The afternoon began with RPSM students jamming in various locations throughout the lobby. Shortly after 2 pm, members of the Arkestra (in full, flashy attire) joined the fray, eventually leading a musical procession into the concert hall. The event was free and very well-attended...and this sort of mayhem chafed against every bone in my arts administrator body...but it was so much fun to see everyone enjoying the melee. As we took our seats in the hall - and every seat was filled - the Arkestra played us in with ambient and improvised sounds.
The performance unfolded in three sections, with several tunes in each section. Each tune featured a new set of dancers on stage, ranging from a solo tap dance (with a skeleton as a partner) to a vignette with three pregnant men and included a variety of creatures wild and wonderful. We heard standards and not-so-standards, compositions and improvisations, and for the last tune - "We Travel The Spaceways" - the RPSM students joined the other artists onstage and, eventually, audience members were also invited onstage for a celebratory, free-form procession. The positive vibes in the room were impossible to ignore.
From a purely artistic standpoint, the afternoon left me a bit wanting. The performance did not quite provide enough space for either ensemble - the Arkestra or Coleman Lemieux - to really show off what they could do. But from an audience engagement and entertainment standpoint, this was the elusive homerun - an engaged, capacity crowd watching serious music and dance, and an entertained audience being invited to party with the artists at the end of the show.
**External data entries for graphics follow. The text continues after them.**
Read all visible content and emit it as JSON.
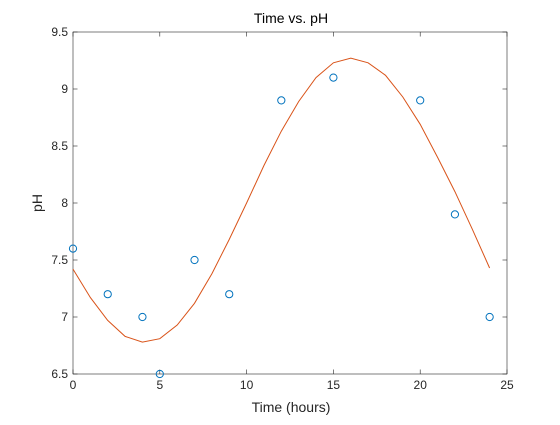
{
  "chart_data": {
    "type": "scatter",
    "title": "Time vs. pH",
    "xlabel": "Time (hours)",
    "ylabel": "pH",
    "xlim": [
      0,
      25
    ],
    "ylim": [
      6.5,
      9.5
    ],
    "xticks": [
      0,
      5,
      10,
      15,
      20,
      25
    ],
    "xtick_labels": [
      "0",
      "5",
      "10",
      "15",
      "20",
      "25"
    ],
    "yticks": [
      6.5,
      7,
      7.5,
      8,
      8.5,
      9,
      9.5
    ],
    "ytick_labels": [
      "6.5",
      "7",
      "7.5",
      "8",
      "8.5",
      "9",
      "9.5"
    ],
    "grid": false,
    "series": [
      {
        "kind": "markers",
        "marker": "circle-open",
        "color": "#0072BD",
        "x": [
          0,
          2,
          4,
          5,
          7,
          9,
          12,
          15,
          20,
          22,
          24
        ],
        "y": [
          7.6,
          7.2,
          7.0,
          6.5,
          7.5,
          7.2,
          8.9,
          9.1,
          8.9,
          7.9,
          7.0
        ]
      },
      {
        "kind": "line",
        "color": "#D95319",
        "x": [
          0,
          1,
          2,
          3,
          4,
          5,
          6,
          7,
          8,
          9,
          10,
          11,
          12,
          13,
          14,
          15,
          16,
          17,
          18,
          19,
          20,
          21,
          22,
          23,
          24
        ],
        "y": [
          7.42,
          7.17,
          6.97,
          6.83,
          6.78,
          6.81,
          6.93,
          7.12,
          7.38,
          7.68,
          8.0,
          8.33,
          8.63,
          8.89,
          9.1,
          9.23,
          9.27,
          9.23,
          9.12,
          8.93,
          8.69,
          8.4,
          8.1,
          7.77,
          7.43
        ]
      }
    ]
  }
}
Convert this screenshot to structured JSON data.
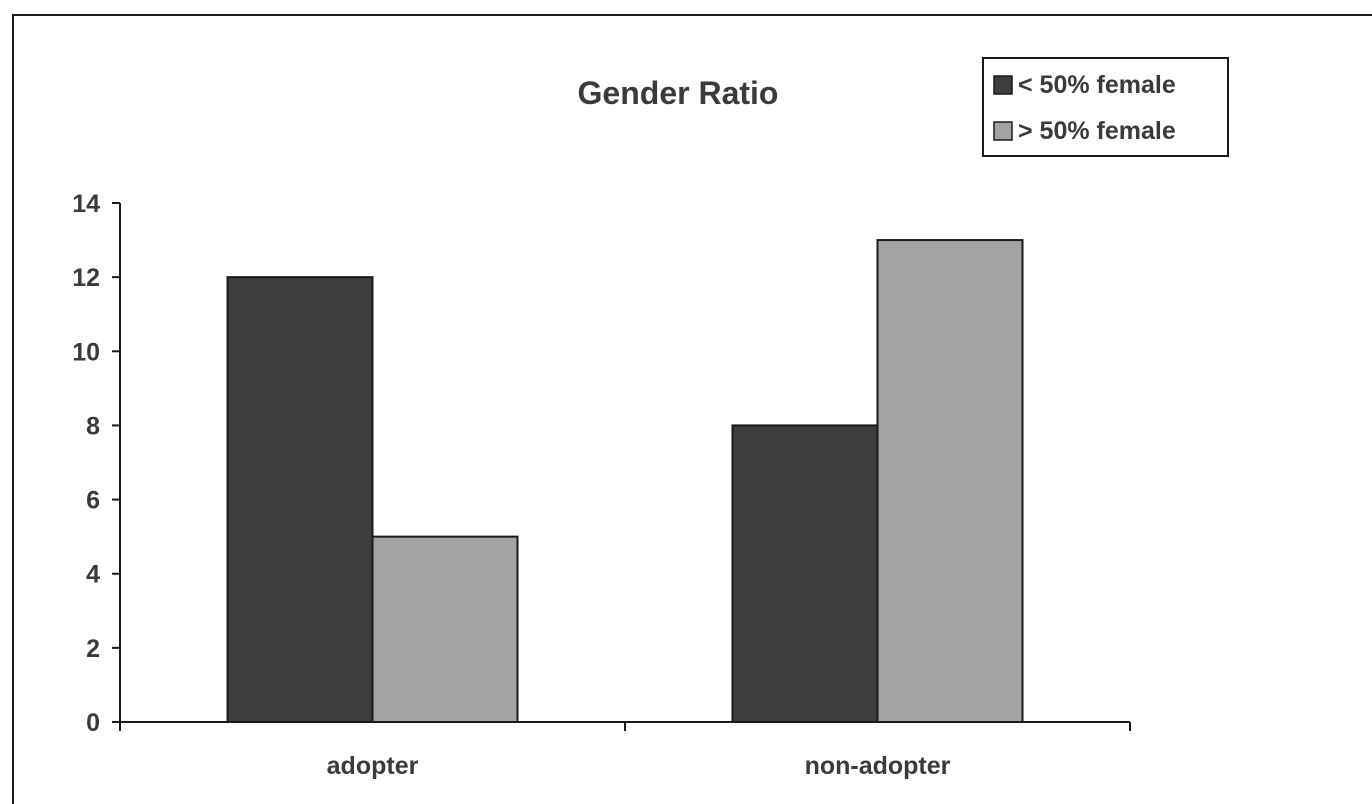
{
  "chart_data": {
    "type": "bar",
    "title": "Gender Ratio",
    "xlabel": "",
    "ylabel": "",
    "categories": [
      "adopter",
      "non-adopter"
    ],
    "series": [
      {
        "name": "< 50% female",
        "values": [
          12,
          8
        ],
        "color": "#3d3d3d"
      },
      {
        "name": "> 50% female",
        "values": [
          5,
          13
        ],
        "color": "#a3a3a3"
      }
    ],
    "ylim": [
      0,
      14
    ],
    "yticks": [
      0,
      2,
      4,
      6,
      8,
      10,
      12,
      14
    ],
    "grid": false,
    "legend": "top-right"
  }
}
There was also another layer to the afternoon, I thought - the involvement of the RPSM students. The RPSM curriculum, given the diversity of the student body, is necessarily "non-traditional" (i.e. non-Western based). To have students involved in a project like last Saturday's, featuring contemporary jazz and contemporary dance, is, in my mind, brilliant. If young musicians are exposed to all kinds of music (and art forms) when their musical habits and tastes are still being formed, I feel they are much more likely to support, perform, enjoy a variety of music as they get older. They won't have the same musical inhibitions that some others - who might have grown up on a strict diet of classical music or, for that matter, traditional jazz - might harbour.
I applaud everyone who helped to put this event together.
What events have you been to recently which have inspired you in various ways?